Facebook has suspended around 200 third-party apps, after its data misuse investigation found signs that they may have been acting improperly. The app audit was part of Facebook’s grand mea-culpa earlier this year, after the part the social network played in the Cambridge Analytica scandal was revealed.
Cambridge Analytica was found to have allegedly received a huge cache of Facebook user data from a third-party app developer. That developer had taken advantage of earlier Facebook APIs that, when users took part in a quiz or game, granted access not only to the individual user’s data but that of their friends on the site, too. Cambridge Analytica was later accused of using that database to help targeted campaigns during the US presidential election in 2016.
While Cambridge Analytica may have since shut up shop, Facebook said it couldn’t be sure that the incident was the only one where data misuse had been occurring. As a result, CEO Mark Zuckerberg promised that it would be investigating all apps that had access to large amounts of information, prior to the change in API policy back in 2014. Those apps that raised suspicion – or developers which refused to comply with the audit itself – would be banned.

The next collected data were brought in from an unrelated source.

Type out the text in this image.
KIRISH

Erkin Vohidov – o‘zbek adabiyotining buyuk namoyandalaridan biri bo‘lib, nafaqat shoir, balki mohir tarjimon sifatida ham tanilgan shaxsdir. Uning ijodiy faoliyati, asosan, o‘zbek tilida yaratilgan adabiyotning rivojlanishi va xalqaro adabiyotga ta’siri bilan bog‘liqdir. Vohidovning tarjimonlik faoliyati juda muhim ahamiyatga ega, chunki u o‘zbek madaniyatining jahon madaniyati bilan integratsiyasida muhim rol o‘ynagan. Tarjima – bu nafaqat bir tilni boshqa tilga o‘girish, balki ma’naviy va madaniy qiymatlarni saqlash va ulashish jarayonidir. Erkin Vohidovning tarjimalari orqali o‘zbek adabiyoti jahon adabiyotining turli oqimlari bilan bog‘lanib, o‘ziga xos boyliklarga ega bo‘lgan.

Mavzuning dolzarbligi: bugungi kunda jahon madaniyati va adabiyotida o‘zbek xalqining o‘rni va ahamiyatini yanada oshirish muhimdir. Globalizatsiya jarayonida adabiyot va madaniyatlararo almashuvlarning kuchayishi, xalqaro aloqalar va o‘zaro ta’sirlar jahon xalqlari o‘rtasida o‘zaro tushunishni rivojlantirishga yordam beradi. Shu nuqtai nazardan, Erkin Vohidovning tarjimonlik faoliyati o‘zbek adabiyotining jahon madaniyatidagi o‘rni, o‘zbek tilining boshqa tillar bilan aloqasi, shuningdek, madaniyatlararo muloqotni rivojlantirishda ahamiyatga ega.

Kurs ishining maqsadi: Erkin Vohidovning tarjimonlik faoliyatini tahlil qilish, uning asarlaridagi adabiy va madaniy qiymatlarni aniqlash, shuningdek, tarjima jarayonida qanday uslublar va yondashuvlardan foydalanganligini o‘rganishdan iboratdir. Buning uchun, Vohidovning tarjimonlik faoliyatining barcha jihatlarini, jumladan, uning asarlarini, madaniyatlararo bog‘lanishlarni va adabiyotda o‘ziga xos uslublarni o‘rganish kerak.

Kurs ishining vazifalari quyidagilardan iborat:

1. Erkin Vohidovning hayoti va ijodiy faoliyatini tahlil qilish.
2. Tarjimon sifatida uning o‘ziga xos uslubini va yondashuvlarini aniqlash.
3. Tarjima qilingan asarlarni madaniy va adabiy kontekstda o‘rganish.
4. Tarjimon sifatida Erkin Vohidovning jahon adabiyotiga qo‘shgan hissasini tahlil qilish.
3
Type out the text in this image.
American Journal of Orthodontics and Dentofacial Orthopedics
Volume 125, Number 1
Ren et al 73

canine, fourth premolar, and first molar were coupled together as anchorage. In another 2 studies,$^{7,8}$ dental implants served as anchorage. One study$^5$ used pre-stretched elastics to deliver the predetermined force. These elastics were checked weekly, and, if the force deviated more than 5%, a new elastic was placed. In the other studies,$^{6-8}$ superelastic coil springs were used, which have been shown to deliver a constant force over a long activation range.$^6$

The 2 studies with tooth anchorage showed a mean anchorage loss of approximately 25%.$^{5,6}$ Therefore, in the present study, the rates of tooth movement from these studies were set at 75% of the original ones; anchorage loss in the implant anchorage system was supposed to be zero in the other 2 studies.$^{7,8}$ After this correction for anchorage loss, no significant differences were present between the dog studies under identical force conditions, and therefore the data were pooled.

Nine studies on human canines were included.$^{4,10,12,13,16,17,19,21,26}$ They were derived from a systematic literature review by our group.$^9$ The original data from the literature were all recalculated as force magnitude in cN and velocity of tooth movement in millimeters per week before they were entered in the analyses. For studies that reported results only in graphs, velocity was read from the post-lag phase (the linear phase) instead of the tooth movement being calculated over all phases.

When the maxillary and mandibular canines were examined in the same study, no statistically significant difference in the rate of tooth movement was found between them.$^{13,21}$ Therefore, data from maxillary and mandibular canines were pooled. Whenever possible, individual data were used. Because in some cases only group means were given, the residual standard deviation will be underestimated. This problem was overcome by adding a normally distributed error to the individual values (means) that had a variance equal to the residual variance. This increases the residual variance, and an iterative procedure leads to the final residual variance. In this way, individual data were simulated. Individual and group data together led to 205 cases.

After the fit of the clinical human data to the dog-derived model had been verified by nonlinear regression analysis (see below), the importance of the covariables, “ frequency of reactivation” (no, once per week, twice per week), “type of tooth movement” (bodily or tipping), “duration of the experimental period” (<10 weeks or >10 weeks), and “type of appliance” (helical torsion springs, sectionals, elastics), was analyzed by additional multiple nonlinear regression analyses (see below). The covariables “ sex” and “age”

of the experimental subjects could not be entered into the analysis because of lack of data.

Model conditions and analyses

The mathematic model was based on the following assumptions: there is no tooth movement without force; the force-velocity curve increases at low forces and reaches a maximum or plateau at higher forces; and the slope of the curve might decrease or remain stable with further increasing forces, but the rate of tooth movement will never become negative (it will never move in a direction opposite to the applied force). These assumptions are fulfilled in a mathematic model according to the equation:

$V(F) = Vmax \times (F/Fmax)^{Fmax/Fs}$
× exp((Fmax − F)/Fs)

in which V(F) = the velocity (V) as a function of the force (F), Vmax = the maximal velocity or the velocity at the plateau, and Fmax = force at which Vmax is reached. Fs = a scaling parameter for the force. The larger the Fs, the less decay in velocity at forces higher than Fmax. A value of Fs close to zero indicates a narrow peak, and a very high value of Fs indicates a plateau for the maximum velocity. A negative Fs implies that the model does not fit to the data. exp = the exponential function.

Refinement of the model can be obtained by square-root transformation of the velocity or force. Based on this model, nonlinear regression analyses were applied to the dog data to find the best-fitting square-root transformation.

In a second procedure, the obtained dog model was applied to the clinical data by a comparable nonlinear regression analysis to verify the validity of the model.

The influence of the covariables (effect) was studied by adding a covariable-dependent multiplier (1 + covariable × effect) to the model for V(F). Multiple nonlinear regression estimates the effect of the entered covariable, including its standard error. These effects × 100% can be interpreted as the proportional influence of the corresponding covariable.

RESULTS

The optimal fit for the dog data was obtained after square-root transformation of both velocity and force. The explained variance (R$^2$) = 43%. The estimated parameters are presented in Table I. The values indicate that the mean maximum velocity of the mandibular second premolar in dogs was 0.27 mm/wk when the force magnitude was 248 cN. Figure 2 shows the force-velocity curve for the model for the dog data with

“To date thousands of apps have been investigated and around 200 have been suspended,” Ime Archibong, VP of Product Partnerships at Facebook confirmed today, “pending a thorough investigation into whether they did in fact misuse any data.”
According to Archibong, the investigation process is a two-stage one. First off, Facebook has to figure out which apps actually had access to large quantities of user data. After that, he writes, “where we have concerns, we will conduct interviews, make requests for information (RFI) — which ask a series of detailed questions about the app and the data it has access to — and perform audits that may include on-site inspections.”
Facebook will be posting the results of its audit on a support page, though only in cases where it finds apps that have misused data. At present, therefore, that only has details on the “This Is Your Digital Life” test, the app from which data eventually made its way to Cambridge Analytica.